Companies which have appeared on the list to be investigated, or feel they might be added to the list, are now believed to be going through their export and domestic contracts, and foreign-exchange and freight records, to prepare material which may be called for during the investigation.
China is Australia’s single biggest grain market, and imports a tonnage well ahead of the 4Mt or so Australia annually ships to its biggest wheat customer, Indonesia.
China regularly buys 2-3Mt of Australian malting barley, and up to 4Mt of feed, each year.
“In terms of a single grain, barley to China outshines every single market Australia has,” Mr Russell said.
Last year, China imported a total of around 6.5Mt of Australian barley, and has also been importing up to 1.5Mt of wheat, and 1Mt of sorghum.
One trader said China had no interest in excluding Australia barley, and the investigation was being conducted to allay concerns held by parts of its domestic market, especially as the drought in eastern Australia pushed fob values above export parity.
This has boosted values for FAQ as well as malting barley.

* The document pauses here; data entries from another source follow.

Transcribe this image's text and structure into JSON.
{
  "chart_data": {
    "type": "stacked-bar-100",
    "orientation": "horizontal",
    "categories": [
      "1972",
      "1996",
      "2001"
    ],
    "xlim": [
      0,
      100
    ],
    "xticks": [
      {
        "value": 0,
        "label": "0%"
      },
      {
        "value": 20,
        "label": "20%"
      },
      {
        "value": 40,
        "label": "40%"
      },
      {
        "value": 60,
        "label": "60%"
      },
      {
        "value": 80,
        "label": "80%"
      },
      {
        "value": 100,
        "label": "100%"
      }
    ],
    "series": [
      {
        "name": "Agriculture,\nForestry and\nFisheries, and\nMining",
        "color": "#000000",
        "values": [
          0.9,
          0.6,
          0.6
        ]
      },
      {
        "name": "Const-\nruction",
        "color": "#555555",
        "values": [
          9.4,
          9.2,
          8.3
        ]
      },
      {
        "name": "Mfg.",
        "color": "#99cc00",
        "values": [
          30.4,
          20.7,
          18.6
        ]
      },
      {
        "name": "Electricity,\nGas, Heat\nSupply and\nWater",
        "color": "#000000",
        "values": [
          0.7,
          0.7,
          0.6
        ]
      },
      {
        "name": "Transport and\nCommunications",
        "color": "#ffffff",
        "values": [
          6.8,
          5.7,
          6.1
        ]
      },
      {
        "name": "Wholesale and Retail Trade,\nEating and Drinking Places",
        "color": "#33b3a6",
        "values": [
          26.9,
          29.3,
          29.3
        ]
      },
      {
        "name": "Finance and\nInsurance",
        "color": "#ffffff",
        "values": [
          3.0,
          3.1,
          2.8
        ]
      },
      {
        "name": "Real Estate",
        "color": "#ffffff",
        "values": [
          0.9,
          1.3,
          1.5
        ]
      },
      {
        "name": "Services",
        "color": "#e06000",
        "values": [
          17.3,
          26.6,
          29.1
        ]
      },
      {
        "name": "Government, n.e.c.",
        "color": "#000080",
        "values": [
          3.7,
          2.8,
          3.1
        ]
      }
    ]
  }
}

“Its maltsters are screaming out for barley from Australia, and there are no grounds for an anti-dumping case to be supported.”
Lachstock Consulting said news of the investigation chopped $20/t off WA barley prices, which rebounded $10/t.

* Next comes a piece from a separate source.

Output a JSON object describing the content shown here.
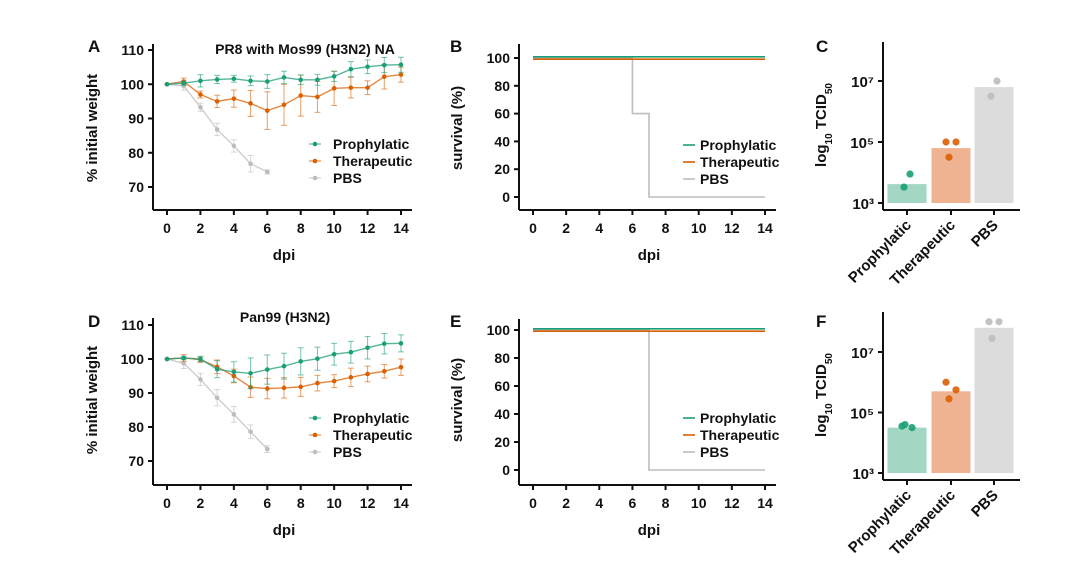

“Prices there are now about $10 below replacement from the last Saudi tender and we expect to see a higher price in the next tender as global stocks tighten.”
“China’s investigation will not conclude until May 2020, so it’s unlikely to impact exports this season.
“It feels like the market is overreacting here, and failing to recognise fair value.”
Grain Central understands officials from the Australian Government’s Department of Foreign Affairs and Trade (DFAT) have met with MOFCOM officials, and are doing all they can to minimise the impact of the investigation on Australia’s barley market in China.
DFAT has not yet responded to Grain Central’s request for information on the subject of China’s investigation into Australian barley pricing.